Das Ding am Freischaffen ist ja, dass man sich selber dazu zwingen muss. Besonders im Sommer, wenn ich stattdessen den ganzen Tag am Rhein braten könnte, ist es ab und zu nötig, mir sogenannte Anreize zu schaffen. Ich locke mich z.B. ins Kafe an der Ecke, stelle die Beine in die Sonne und das Macbook neben den Freddo. Im Gegenzug bin ich nun verpflichtet, hier die lang herausgeschobene Kolumne zu schreiben, die mir seit Tagen die Tiefenentspanntheit vermiest.

Als da nach viel Murks endlich ein erster schiefer Satz steht, setzt sich ein Typ zu mir. Und natürlich geht es genau 20 Sekunden: WAS SCHREIBST DU. Dass ich ganz offensichtlich am Arbeiten bin – sturer Blick in den Bildschirm, Klickerklacker auf der Tastatur – scheint den Bürohengst nicht zu kümmern.
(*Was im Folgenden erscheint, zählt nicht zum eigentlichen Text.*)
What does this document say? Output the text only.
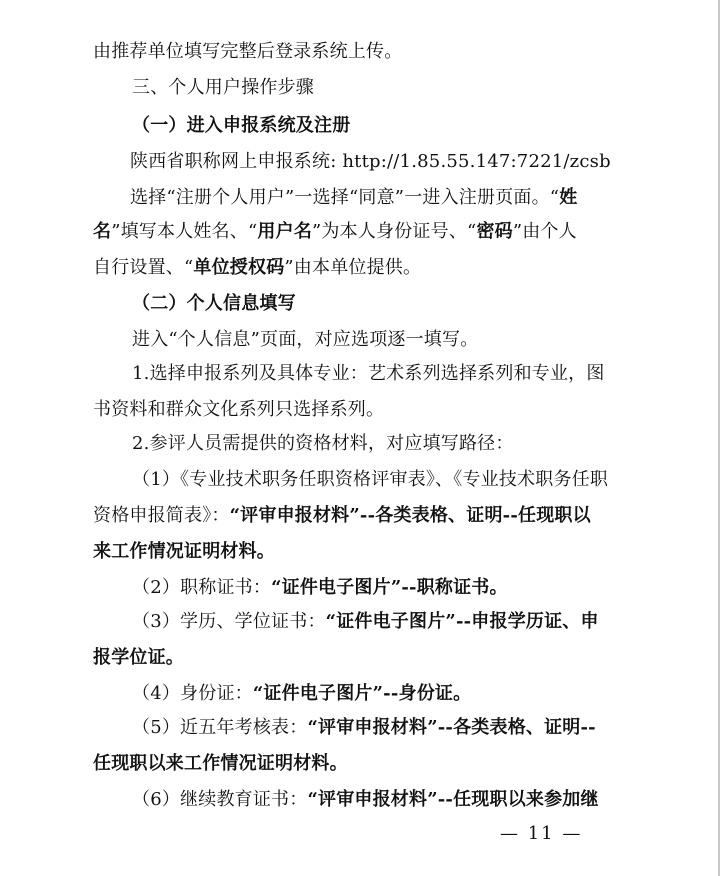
由推荐单位填写完整后登录系统上传。
三、个人用户操作步骤
（一）进入申报系统及注册
陕西省职称网上申报系统: http://1.85.55.147:7221/zcsb
选择“注册个人用户”一选择“同意”一进入注册页面。“姓
名”填写本人姓名、“用户名”为本人身份证号、“密码”由个人
自行设置、“单位授权码”由本单位提供。
（二）个人信息填写
进入“个人信息”页面，对应选项逐一填写。
1.选择申报系列及具体专业：艺术系列选择系列和专业，图
书资料和群众文化系列只选择系列。
2.参评人员需提供的资格材料，对应填写路径：
（1）《专业技术职务任职资格评审表》、《专业技术职务任职
资格申报简表》：“评审申报材料”--各类表格、证明--任现职以
来工作情况证明材料。
（2）职称证书：“证件电子图片”--职称证书。
（3）学历、学位证书：“证件电子图片”--申报学历证、申
报学位证。
（4）身份证：“证件电子图片”--身份证。
（5）近五年考核表：“评审申报材料”--各类表格、证明--
任现职以来工作情况证明材料。
（6）继续教育证书：“评审申报材料”--任现职以来参加继
— 11 —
In seiner Mittagspause haben Frauen an seinem Tisch ihre «Arbeit» niederzulegen und mit ihm zu plaudern.

Du darfst dich schon setzen, aber nur wenn du komplett die Fresse hältst!
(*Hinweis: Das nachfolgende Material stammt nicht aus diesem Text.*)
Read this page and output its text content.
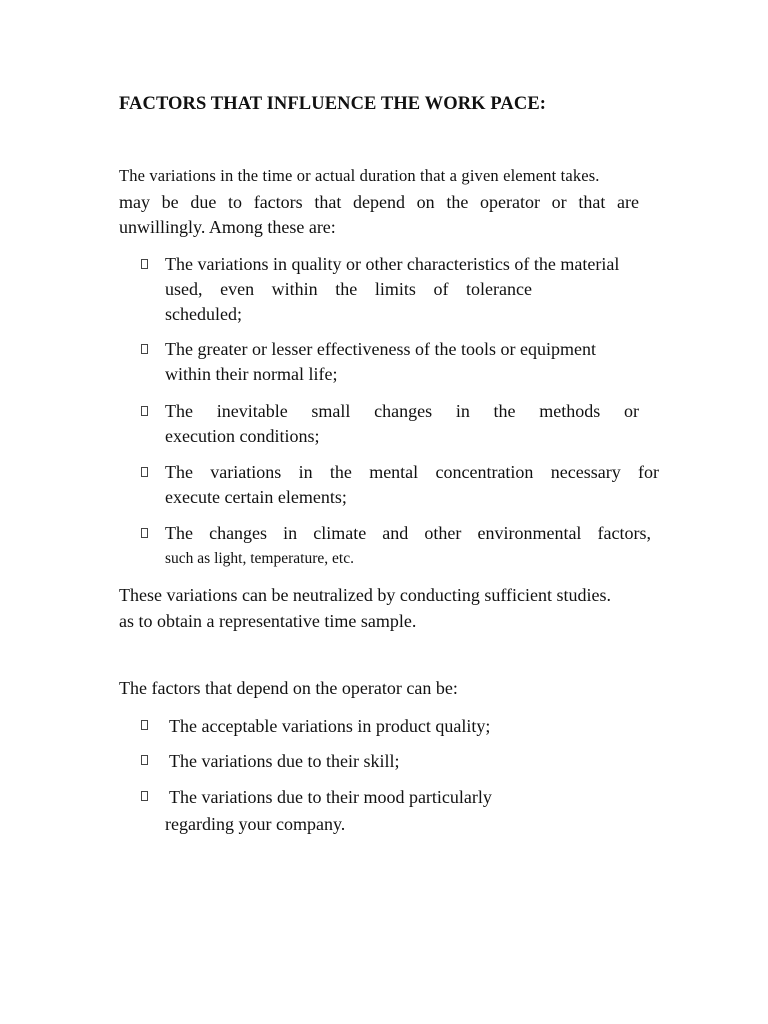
FACTORS THAT INFLUENCE THE WORK PACE:
The variations in the time or actual duration that a given element takes.
may be due to factors that depend on the operator or that are unwillingly. Among these are:
The variations in quality or other characteristics of the material
used, even within the limits of tolerance
scheduled;
The greater or lesser effectiveness of the tools or equipment
within their normal life;
The inevitable small changes in the methods or
execution conditions;
The variations in the mental concentration necessary for
execute certain elements;
The changes in climate and other environmental factors,
such as light, temperature, etc.
These variations can be neutralized by conducting sufficient studies.
as to obtain a representative time sample.
The factors that depend on the operator can be:
The acceptable variations in product quality;
The variations due to their skill;
The variations due to their mood particularly
regarding your company.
Meine mühsam zusammengeklaubte Konzentration zerfetzt in einer heulenden Explosion von Wut. Warum hab ich nicht von Anfang an gesagt, was ich gedacht habe? «Du darfst dich schon setzen, aber nur wenn du komplett die Fresse hältst!» Leider weiss meine Erfahrung, dass ich nun zusammenpacken und gehen kann – sofort 10 Let-it-go-Yoga-flows, sonst wird das heute gar nichts mehr. Der wird nämlich keine Ruhe geben. Ein mir unverständliches, aber ständig passierendes Phänomen: Sobald ich in der Öffentlichkeit lese oder schreibe, werde ich angelabert. Es scheint, als wäre das für viele Männer ein untrügliches Zeichen für «Die sieht aus, als hätte sie nichts Besseres zu tun, als von mir belästigt zu werden».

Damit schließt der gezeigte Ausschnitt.